Classes In Session; Thousands In Limbo

Parents frustrated as children languish on waiting lists

October 03, 2011|By Stephanie Ebbert, Jenna Russell, and Akilah Johnson, Globe Staff
  • Angela Mayes worked with her son, Adrian Mayes-Weddington, on cursive handwriting in Boston last month.
Angela Mayes worked with her son, Adrian Mayes-Weddington, on cursive… (Photos by Yoon S. Byun/Globe…)

Angela Mayes thought she was ahead of the game. Months before moving from North Carolina, she preregistered her son online for the Boston public schools, choosing the school closest to the South End apartment where they’d be living.

But early in September, she received a swift and unsettling education in the school district’s Byzantine school assignment process. He wasn’t yet registered - he couldn’t be until she brought in proof of her new address - and he was never guaranteed a spot in the neighborhood school, anyway.

Two days before school started, she found her son on a wait list to get into a public elementary school, a completely foreign concept she struggled to accept. And no one could assure her where he’d be assigned - or when.

“Oh, my God,’’ Mayes said. “I’m freaking out.’’

Long after they should have been settled in school, Boston public school students are still engaged in a prolonged game of musical chairs.

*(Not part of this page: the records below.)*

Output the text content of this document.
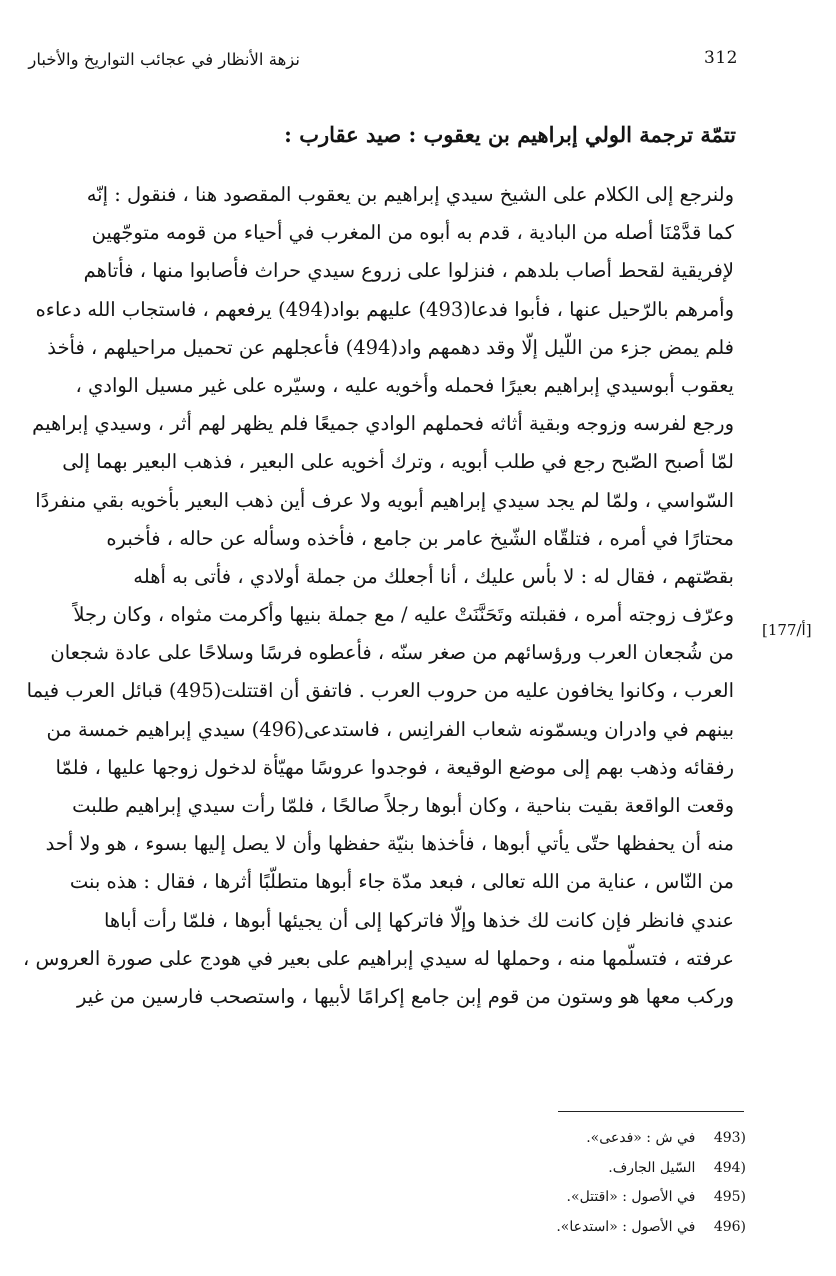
312
نزهة الأنظار في عجائب التواريخ والأخبار
تتمّة ترجمة الولي إبراهيم بن يعقوب : صيد عقارب :
ولنرجع إلى الكلام على الشيخ سيدي إبراهيم بن يعقوب المقصود هنا ، فنقول : إنّه
كما قدَّمْنَا أصله من البادية ، قدم به أبوه من المغرب في أحياء من قومه متوجّهين
لإفريقية لقحط أصاب بلدهم ، فنزلوا على زروع سيدي حراث فأصابوا منها ، فأتاهم
وأمرهم بالرّحيل عنها ، فأبوا فدعا(493) عليهم بواد(494) يرفعهم ، فاستجاب الله دعاءه
فلم يمض جزء من اللّيل إلّا وقد دهمهم واد(494) فأعجلهم عن تحميل مراحيلهم ، فأخذ
يعقوب أبوسيدي إبراهيم بعيرًا فحمله وأخويه عليه ، وسيّره على غير مسيل الوادي ،
ورجع لفرسه وزوجه وبقية أثاثه فحملهم الوادي جميعًا فلم يظهر لهم أثر ، وسيدي إبراهيم
لمّا أصبح الصّبح رجع في طلب أبويه ، وترك أخويه على البعير ، فذهب البعير بهما إلى
السّواسي ، ولمّا لم يجد سيدي إبراهيم أبويه ولا عرف أين ذهب البعير بأخويه بقي منفردًا
محتارًا في أمره ، فتلقّاه الشّيخ عامر بن جامع ، فأخذه وسأله عن حاله ، فأخبره
بقصّتهم ، فقال له : لا بأس عليك ، أنا أجعلك من جملة أولادي ، فأتى به أهله
وعرّف زوجته أمره ، فقبلته وتَحَنَّنَتْ عليه / مع جملة بنيها وأكرمت مثواه ، وكان رجلاً
من شُجعان العرب ورؤسائهم من صغر سنّه ، فأعطوه فرسًا وسلاحًا على عادة شجعان
العرب ، وكانوا يخافون عليه من حروب العرب . فاتفق أن اقتتلت(495) قبائل العرب فيما
بينهم في وادران ويسمّونه شعاب الفرانِس ، فاستدعى(496) سيدي إبراهيم خمسة من
رفقائه وذهب بهم إلى موضع الوقيعة ، فوجدوا عروسًا مهيّأة لدخول زوجها عليها ، فلمّا
وقعت الواقعة بقيت بناحية ، وكان أبوها رجلاً صالحًا ، فلمّا رأت سيدي إبراهيم طلبت
منه أن يحفظها حتّى يأتي أبوها ، فأخذها بنيّة حفظها وأن لا يصل إليها بسوء ، هو ولا أحد
من النّاس ، عناية من الله تعالى ، فبعد مدّة جاء أبوها متطلّبًا أثرها ، فقال : هذه بنت
عندي فانظر فإن كانت لك خذها وإلّا فاتركها إلى أن يجيئها أبوها ، فلمّا رأت أباها
عرفته ، فتسلّمها منه ، وحملها له سيدي إبراهيم على بعير في هودج على صورة العروس ،
وركب معها هو وستون من قوم إبن جامع إكرامًا لأبيها ، واستصحب فارسين من غير
[177/أ]
493) في ش : «فدعى».
494) السّيل الجارف.
495) في الأصول : «اقتتل».
496) في الأصول : «استدعا».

School opened with almost 10,000 students - nearly 18 percent of the student body - still on waiting lists, trying to get into different schools than they were assigned. Some, like Mayes’s son, were held up because they came late to the process. Others applied on time but were disappointed by their assignments and hoping for better placements.

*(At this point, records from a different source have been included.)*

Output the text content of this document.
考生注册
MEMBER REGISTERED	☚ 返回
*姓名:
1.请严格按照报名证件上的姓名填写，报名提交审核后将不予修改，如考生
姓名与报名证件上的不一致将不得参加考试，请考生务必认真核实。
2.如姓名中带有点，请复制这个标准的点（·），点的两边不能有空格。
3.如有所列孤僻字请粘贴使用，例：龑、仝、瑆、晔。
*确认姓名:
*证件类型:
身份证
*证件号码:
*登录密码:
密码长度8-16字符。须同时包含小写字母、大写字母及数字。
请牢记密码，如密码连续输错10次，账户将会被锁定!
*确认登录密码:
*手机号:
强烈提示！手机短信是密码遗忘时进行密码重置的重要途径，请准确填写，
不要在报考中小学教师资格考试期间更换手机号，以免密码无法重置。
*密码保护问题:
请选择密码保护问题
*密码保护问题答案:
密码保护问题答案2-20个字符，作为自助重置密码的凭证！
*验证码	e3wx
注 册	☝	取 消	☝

Most would never get called. Those who did might wait days or weeks for an opening. Some might not be notified of vacancies until November, forcing families to make agonizing decisions about pulling children out of classrooms they have grown used to.

Boston’s school lottery is a balancing act. Designed to give every family a chance at getting into a high-achieving school, the lottery lets parents request seats in schools outside their neighborhoods. The intent is to spread opportunity in a city with uneven schools and keep options open for parents, but the unintended consequence, too often, is disruption. Since school started in September, about 750 students moved off waiting lists and into different schools, leaving altered class lists and new vacancies to be filled behind them.

Last-minute changes are inevitable in a city with a highly mobile population, where hundreds of students move during the summer, but Boston’s assignment system adds - and indeed fosters - additional layers of delay and uncertainty.

Families who were asked to choose a school last winter or spring were never forced to commit to one. Students could show up - or not - in September. If they didn’t, the district left their seats open for eight school days before releasing the spots to wait-listed students, tying up thousands of seats for the first two weeks of school. The number of no-shows, eight days into this school year, was 2,810.